“The New York Yankees are world champions!” I have waited my entire life to hear those fateful words. Okay, maybe not. Sure, it was only nine years since the previous Pinstripe parade through the Canyon of Heroes, but I was a mere lad of 13 years old. I thought the Yankees won every year. My first baseball memory is of my father waking me up on a school night to watch Charlie Hayes squeeze the final out of the 1996 World Series. Despite a bump in the road when the Yanks lost in the 1997 playoffs, it was not until a villainous Luis Gonzalez had the nerve to flare a hit up the middle in the 2001 World Series that I understood what it felt like to lose in October.
Things got worse before they got better. There was the loss to the underdog Florida Marlins in 2003, several first-round playoff exits and of course the years of 2004 and 2007, which I have successfully eliminated from my memory. I say this not to evoke sympathy or concern. Save your sympathy for fans of the Pittsburg Pirates or the Kansas City Royals. The Bronx Bombers have earned more World Series titles than the next three teams (Cardinals, 10; Athletics, 9; Red Sox, 7) combined. However, there were some major letdowns during this nine-year drought, the third longest in team history.
Year after year, expectations fell short when free agent signings made in the offseason to ensure a championship run ended in failure. Instead of listening to Mr. Sinatra’s “New York, New York” after ballgames in October, we got the Liza Minnelli version, signifying a loss. Most Yankee-haters are unfortunately biased by a few obnoxious Yankees fans or George Steinbrenner’s deep pockets. “Just because they spend millions in the offseason, it does not entitle them to a World Series.” “It is an honor, not a right to win the World Series.” “Steinbrenner (now Hank and Hal) simply enlisted a team of mercenaries.” Frankly, I heard all the complaints before, and I do not care. Maybe if Hayes drops that ball and the Braves mount a comeback in Game 6, I would feel a little differently, but I don’t, which brings me to the present.
For over a year now, I have enjoyed the opportunity to share my thoughts and opinions about the world of sports with the Cornell community.
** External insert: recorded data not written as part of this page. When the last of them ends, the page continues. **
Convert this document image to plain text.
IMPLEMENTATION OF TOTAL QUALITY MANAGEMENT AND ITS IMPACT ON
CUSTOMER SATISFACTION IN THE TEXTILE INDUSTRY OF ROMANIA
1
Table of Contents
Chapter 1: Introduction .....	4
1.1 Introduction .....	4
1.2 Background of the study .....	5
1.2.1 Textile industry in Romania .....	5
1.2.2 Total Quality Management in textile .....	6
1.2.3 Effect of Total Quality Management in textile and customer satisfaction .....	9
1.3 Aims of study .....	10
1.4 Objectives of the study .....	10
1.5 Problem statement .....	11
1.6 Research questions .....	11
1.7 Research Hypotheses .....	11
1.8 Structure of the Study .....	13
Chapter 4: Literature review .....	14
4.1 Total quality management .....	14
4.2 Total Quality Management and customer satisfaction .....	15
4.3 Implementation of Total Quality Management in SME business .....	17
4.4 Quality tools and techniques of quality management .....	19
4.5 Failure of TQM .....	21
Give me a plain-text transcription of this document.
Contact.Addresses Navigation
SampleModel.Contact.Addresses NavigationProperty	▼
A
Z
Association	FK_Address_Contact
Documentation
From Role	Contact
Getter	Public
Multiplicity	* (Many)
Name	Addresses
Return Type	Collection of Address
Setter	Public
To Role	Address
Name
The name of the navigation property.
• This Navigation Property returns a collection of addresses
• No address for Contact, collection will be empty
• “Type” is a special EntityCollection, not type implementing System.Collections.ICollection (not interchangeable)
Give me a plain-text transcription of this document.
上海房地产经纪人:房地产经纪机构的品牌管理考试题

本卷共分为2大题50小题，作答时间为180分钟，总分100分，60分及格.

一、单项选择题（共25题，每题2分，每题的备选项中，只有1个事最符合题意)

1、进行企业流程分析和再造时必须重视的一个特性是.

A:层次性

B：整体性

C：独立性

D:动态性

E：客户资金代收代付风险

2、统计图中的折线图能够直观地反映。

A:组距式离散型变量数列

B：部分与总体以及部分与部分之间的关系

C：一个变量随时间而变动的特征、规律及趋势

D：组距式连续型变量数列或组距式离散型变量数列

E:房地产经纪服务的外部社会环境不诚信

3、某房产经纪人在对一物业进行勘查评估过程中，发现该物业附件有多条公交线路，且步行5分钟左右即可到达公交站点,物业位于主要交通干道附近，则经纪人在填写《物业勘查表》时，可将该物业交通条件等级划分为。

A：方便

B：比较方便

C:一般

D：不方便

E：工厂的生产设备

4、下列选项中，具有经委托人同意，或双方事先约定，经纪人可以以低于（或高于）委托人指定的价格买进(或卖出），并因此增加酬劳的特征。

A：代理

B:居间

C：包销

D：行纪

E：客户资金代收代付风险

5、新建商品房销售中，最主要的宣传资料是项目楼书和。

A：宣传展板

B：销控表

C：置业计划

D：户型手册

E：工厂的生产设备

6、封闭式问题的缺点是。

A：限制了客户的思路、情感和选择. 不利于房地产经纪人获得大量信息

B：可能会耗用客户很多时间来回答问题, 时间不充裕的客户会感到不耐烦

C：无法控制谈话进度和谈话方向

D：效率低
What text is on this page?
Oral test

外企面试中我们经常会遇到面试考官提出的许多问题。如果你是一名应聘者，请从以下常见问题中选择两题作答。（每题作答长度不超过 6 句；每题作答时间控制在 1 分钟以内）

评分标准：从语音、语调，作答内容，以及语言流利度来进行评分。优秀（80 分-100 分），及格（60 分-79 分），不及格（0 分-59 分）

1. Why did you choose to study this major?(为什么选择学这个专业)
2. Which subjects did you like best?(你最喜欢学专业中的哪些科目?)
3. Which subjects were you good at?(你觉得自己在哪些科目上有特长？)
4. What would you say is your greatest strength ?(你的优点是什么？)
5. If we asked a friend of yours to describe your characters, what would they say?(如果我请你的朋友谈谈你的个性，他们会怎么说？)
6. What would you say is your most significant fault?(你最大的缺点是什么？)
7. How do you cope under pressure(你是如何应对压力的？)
Throughout this time, I have cleverly hidden my true allegiance as a sports fan. (Sure, I’ve given subtle clues and made numerous mentions of a New York team or athlete in nearly every column, but keeping a secret becomes that much easier when one’s readership consists of only a handful of people, who bear some kind of familial relation.)
The truth is every time I sit down to type the next “great” installment of this column, Derek Jeter and/or the New York Yankees are the first topics to come to mind. Inevitably, I talk myself out of it every time. I was once advised never to write about a subject where people could go elsewhere for information. Ideally, if it is in Sports Illustrated or on ESPN, stay away from it. And, I don’t know if you know this, but unfortunately for me, the Yankees appear to be one of those teams that garner significant attention from quite a few media outlets.
However, I am proud to say that I have boldly broken my vow of silence concerning all things New York Yankees. As for the specifics of this series, it was a satisfying to watch the Core Four win “one for the thumb.” I could have devoted an entire column to Jorge Posada, Andy Pettitte, Mariano Rivera and Captain Clutch (that’s Derek Jeter for those of you who are not down with the lingo), but you don’t need me to tell you how instrumental they have been in the Yankees success.
It was nice of Ryan Howard to check out of the playoffs early. Sports Illustrated cover jinx, anyone? After tattooing the Colorado Rockies and Los Angeles Dodgers for two homers and 14 RBIs in the previous two series, the slugger hit a meager 4-for-23 in the Fall Classic with three RBIs and set a World Series record with 13 strikeouts.
Mariano Rivera was typical Mo throughout the playoff stretch, shattering opposing bats and mowing down hitters throughout the entire playoffs. In 16 innings, he surrendered only one run. As we witnessed every closer on the seven other playoff teams wilt under the pressure by either blowing a save or losing a game, Mo showed why at even 39 years of age is still the best in the game.
Of course there are other performances that should not go unnoticed. Damaso Marte retired the final 12 batters he faced over seven games and handcuffed the Chase Utley and Ryan Howard throughout the series. In Game 3, when Alex Rodriguez’s smashed a two-run homer off the camera to rattle Cole Hamels and change the complexion of the game. In Game 4, Johnny Damon stole two bases on one pitch prior to A-Rod notching the biggest hit of his career when he turned on 0-1 offering from Brad Lidge and drove in the game-winning run. Of Course, we cannot forget about the World Series MVP Hideki Matsui’s Game 6 performance in which he tied Bobby Richardson’s record with six RBI in a World Series game.
As much as the players celebrated on the field and in the locker room, the experience is equally rewarding for the fans. Philadelphia fans got a taste of it last year. Unfortunately for them, it seems the City of Brotherly Love likes to pace itself in terms of winning championships in any of the four major sports. As for the Yankees, they have won at least two titles in every decade except the 1980’s since making their first World Series appearance in 1921.